El creciente antagonismo entre los dos se vio exacerbado por el hecho de que Dexter, con el cambio de siglo, se encontró sin trabajo, y sin perspectivas de tenerlo. La franja de emisión de
Sport Xtreme
se había deslizado inexorablemente hacia el amanecer, hasta que quedó claro que nadie podía trasnochar tanto entre semana, ni siquiera los que practicaban bicicleta BMX, por muy flipantes y molones que fueran los movimientos. El programa se arrastró hasta morir del todo, y el permiso de paternidad derivó en una situación mucho menos estilosa, como era la del desempleo.

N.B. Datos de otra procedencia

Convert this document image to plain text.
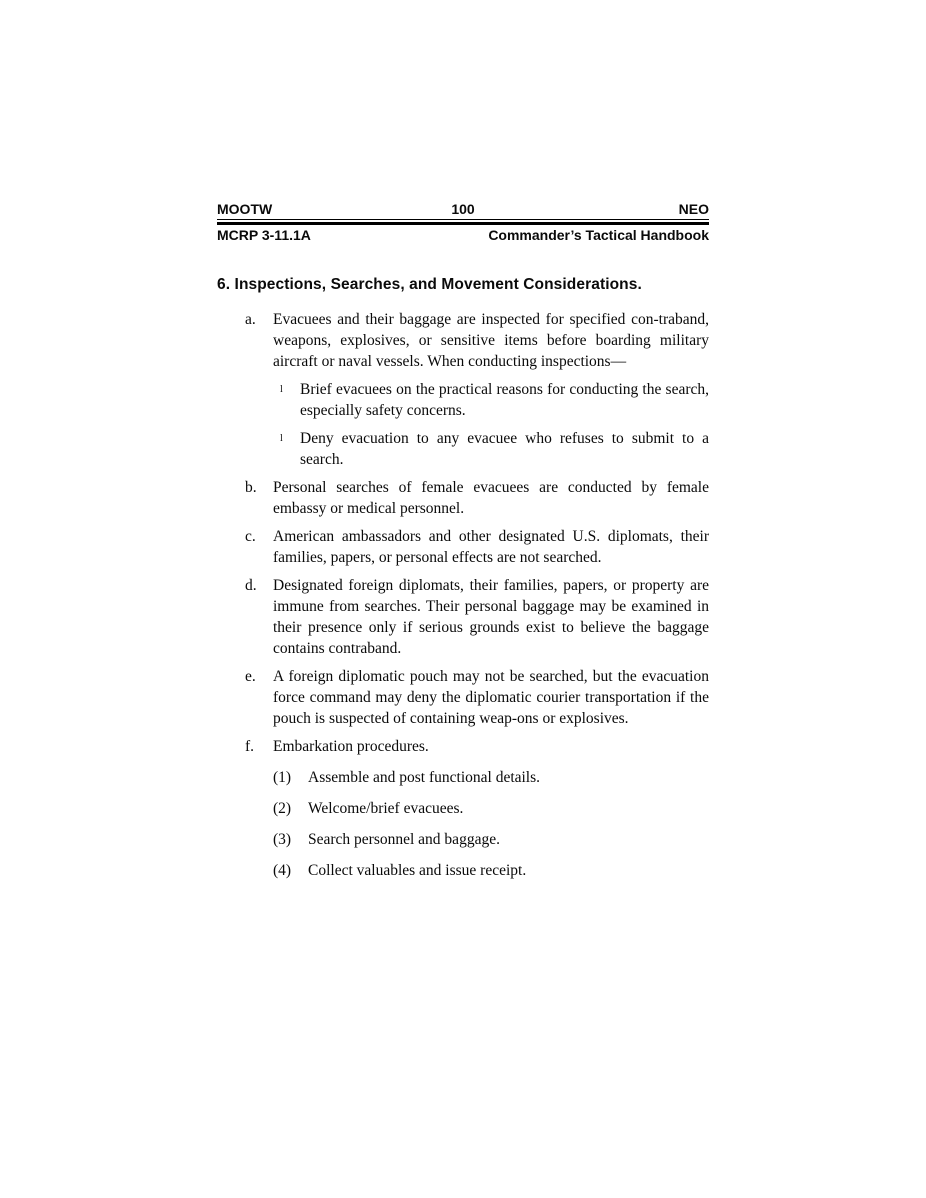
MOOTW	100	NEO
MCRP 3-11.1A	Commander’s Tactical Handbook
6. Inspections, Searches, and Movement Considerations.
a.	Evacuees and their baggage are inspected for specified con-traband, weapons, explosives, or sensitive items before boarding military aircraft or naval vessels. When conducting inspections—
l	Brief evacuees on the practical reasons for conducting the search, especially safety concerns.
l	Deny evacuation to any evacuee who refuses to submit to a search.
b.	Personal searches of female evacuees are conducted by female embassy or medical personnel.
c.	American ambassadors and other designated U.S. diplomats, their families, papers, or personal effects are not searched.
d.	Designated foreign diplomats, their families, papers, or property are immune from searches. Their personal baggage may be examined in their presence only if serious grounds exist to believe the baggage contains contraband.
e.	A foreign diplomatic pouch may not be searched, but the evacuation force command may deny the diplomatic courier transportation if the pouch is suspected of containing weap-ons or explosives.
f.	Embarkation procedures.
(1)	Assemble and post functional details.
(2)	Welcome/brief evacuees.
(3)	Search personnel and baggage.
(4)	Collect valuables and issue receipt.
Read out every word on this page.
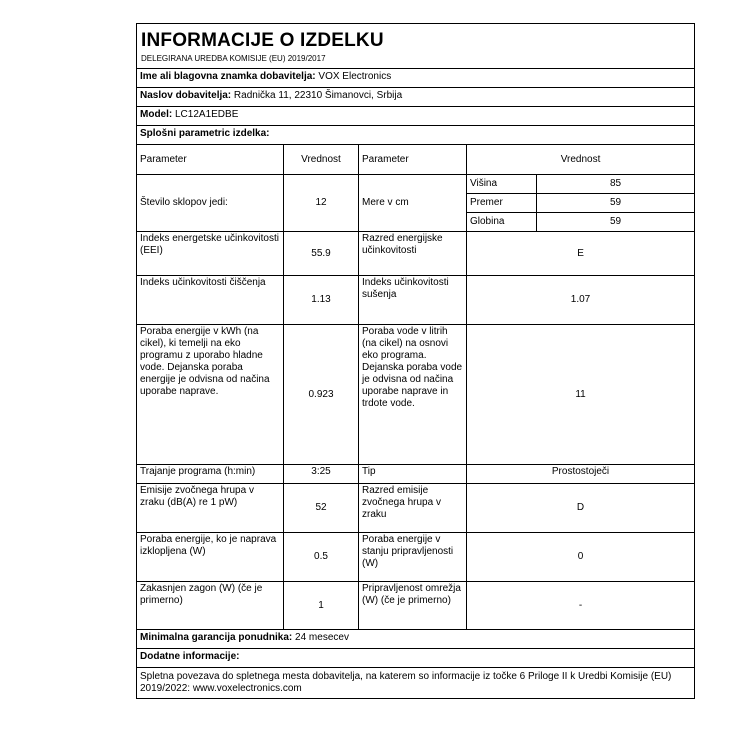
INFORMACIJE O IZDELKU
DELEGIRANA UREDBA KOMISIJE (EU) 2019/2017				

Ime ali blagovna znamka dobavitelja: VOX Electronics				
Naslov dobavitelja: Radnička 11, 22310 Šimanovci, Srbija				
Model: LC12A1EDBE				
Splošni parametric izdelka:				
Parameter	Vrednost	Parameter	Vrednost	
Število sklopov jedi:	12	Mere v cm	Višina	85
			Premer	59
			Globina	59
Indeks energetske učinkovitosti (EEI)	55.9	Razred energijske učinkovitosti	E	
Indeks učinkovitosti čiščenja	1.13	Indeks učinkovitosti sušenja	1.07	
Poraba energije v kWh (na cikel), ki temelji na eko programu z uporabo hladne vode. Dejanska poraba energije je odvisna od načina uporabe naprave.	0.923	Poraba vode v litrih (na cikel) na osnovi eko programa. Dejanska poraba vode je odvisna od načina uporabe naprave in trdote vode.	11	
Trajanje programa (h:min)	3:25	Tip	Prostostoječi	
Emisije zvočnega hrupa v zraku (dB(A) re 1 pW)	52	Razred emisije zvočnega hrupa v zraku	D	
Poraba energije, ko je naprava izklopljena (W)	0.5	Poraba energije v stanju pripravljenosti (W)	0	
Zakasnjen zagon (W) (če je primerno)	1	Pripravljenost omrežja (W) (če je primerno)	-	
Minimalna garancija ponudnika: 24 mesecev				
Dodatne informacije:				
Spletna povezava do spletnega mesta dobavitelja, na katerem so informacije iz točke 6 Priloge II k Uredbi Komisije (EU) 2019/2022: www.voxelectronics.com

El cambio de casa supuso una distracción temporal. Tras mucha resistencia, el piso de soltero de Belsize Park fue alquilado por una fortuna mensual, y sustituido por una casita pareada muy bonita en Richmond, que le dijeron que tenía muchas posibilidades. Dexter alegó ser demasiado joven para irse a vivir a Surrey (unos treinta y cinco años), pero no se podía discutir la calidad de vida, los buenos colegios, la red de transporte y los ciervos que corrían por el parque. Quedaba cerca de los padres de ella, y los Gemelos vivían por la zona. En consecuencia, ganó Surrey, y en mayo dieron inicio a una tarea interminable, un pozo sin fondo en lo económico: lijar todas las superficies de madera existentes, y derribar hasta el último tabique. También desapareció el deportivo Mazda, sacrificado por un monovolumen de segunda mano del que no había forma de borrar el olor a vómito comunitario de la anterior familia.

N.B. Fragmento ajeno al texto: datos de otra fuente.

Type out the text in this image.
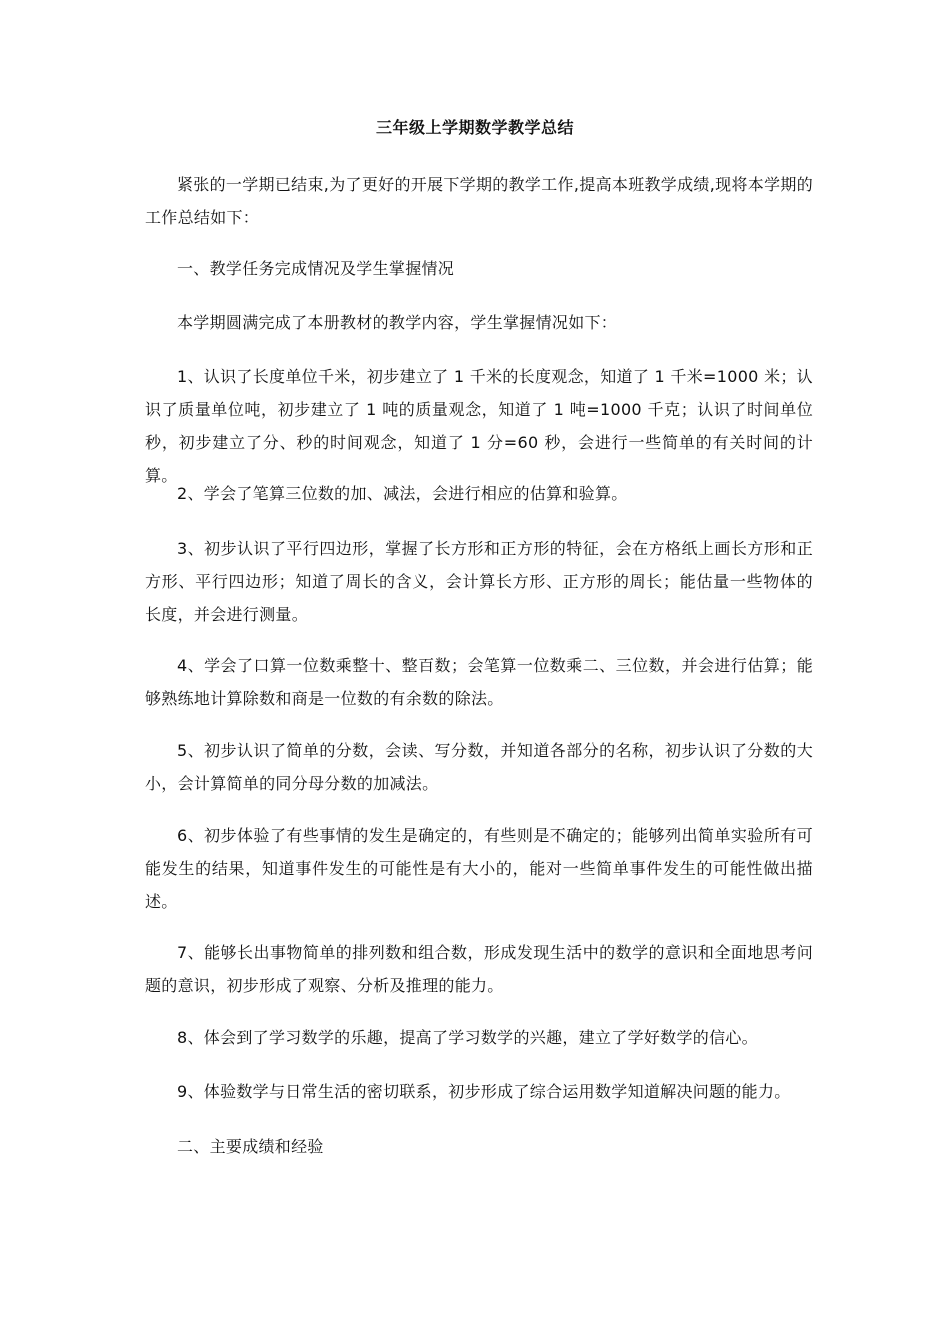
三年级上学期数学教学总结

紧张的一学期已结束,为了更好的开展下学期的教学工作,提高本班教学成绩,现将本学期的工作总结如下：

一、教学任务完成情况及学生掌握情况

本学期圆满完成了本册教材的教学内容，学生掌握情况如下：

1、认识了长度单位千米，初步建立了 1 千米的长度观念，知道了 1 千米=1000 米；认识了质量单位吨，初步建立了 1 吨的质量观念，知道了 1 吨=1000 千克；认识了时间单位秒，初步建立了分、秒的时间观念，知道了 1 分=60 秒，会进行一些简单的有关时间的计算。

2、学会了笔算三位数的加、减法，会进行相应的估算和验算。

3、初步认识了平行四边形，掌握了长方形和正方形的特征，会在方格纸上画长方形和正方形、平行四边形；知道了周长的含义，会计算长方形、正方形的周长；能估量一些物体的长度，并会进行测量。

4、学会了口算一位数乘整十、整百数；会笔算一位数乘二、三位数，并会进行估算；能够熟练地计算除数和商是一位数的有余数的除法。

5、初步认识了简单的分数，会读、写分数，并知道各部分的名称，初步认识了分数的大小，会计算简单的同分母分数的加减法。

6、初步体验了有些事情的发生是确定的，有些则是不确定的；能够列出简单实验所有可能发生的结果，知道事件发生的可能性是有大小的，能对一些简单事件发生的可能性做出描述。

7、能够长出事物简单的排列数和组合数，形成发现生活中的数学的意识和全面地思考问题的意识，初步形成了观察、分析及推理的能力。

8、体会到了学习数学的乐趣，提高了学习数学的兴趣，建立了学好数学的信心。

9、体验数学与日常生活的密切联系，初步形成了综合运用数学知道解决问题的能力。

二、主要成绩和经验
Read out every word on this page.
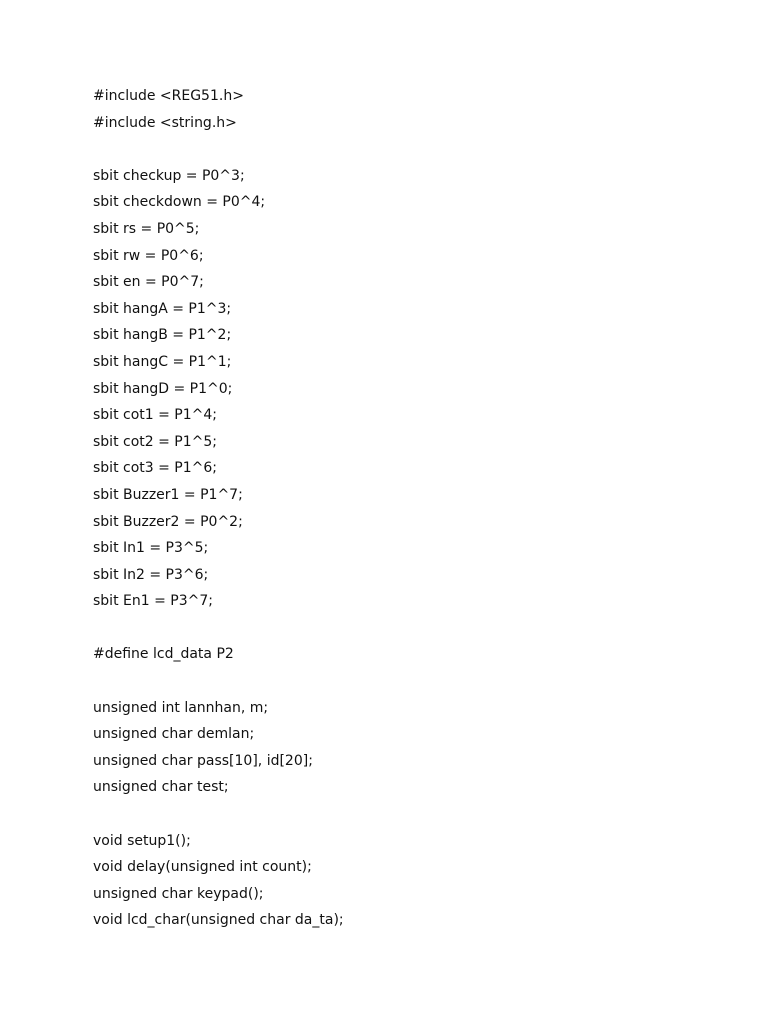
#include <REG51.h>
#include <string.h>
sbit checkup = P0^3;
sbit checkdown = P0^4;
sbit rs = P0^5;
sbit rw = P0^6;
sbit en = P0^7;
sbit hangA = P1^3;
sbit hangB = P1^2;
sbit hangC = P1^1;
sbit hangD = P1^0;
sbit cot1 = P1^4;
sbit cot2 = P1^5;
sbit cot3 = P1^6;
sbit Buzzer1 = P1^7;
sbit Buzzer2 = P0^2;
sbit In1 = P3^5;
sbit In2 = P3^6;
sbit En1 = P3^7;
#define lcd_data P2
unsigned int lannhan, m;
unsigned char demlan;
unsigned char pass[10], id[20];
unsigned char test;
void setup1();
void delay(unsigned int count);
unsigned char keypad();
void lcd_char(unsigned char da_ta);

Era un año importante para la familia Mayhew, a pesar de lo cual Dexter averiguó que disfrutaba mucho menos de lo esperado construyéndose un nido. Él se había imaginado la vida familiar como una especie de anuncio de hipoteca alargado: una pareja guapa en mono azul, con rodillos en la mano, sacando la vajilla de un antiguo arcón, y dejándose caer en un sofá grande y viejo. Se imaginaba llevando a pasear perros peludos por el parque, y de noche, dando biberones hasta la extenuación, pero contento. A medio plazo, llegaría el momento de los días en la playa, las fogatas en la arena, y los arenques a la brasa con madera traída por las olas. Se inventaría juegos ingeniosos, y montaría estanterías. Sylvie se pondría las camisas viejas de él, con las piernas al aire. Él llevaría mucha ropa de punto y, como cabeza de familia, velaría por el bienestar de sus seres queridos.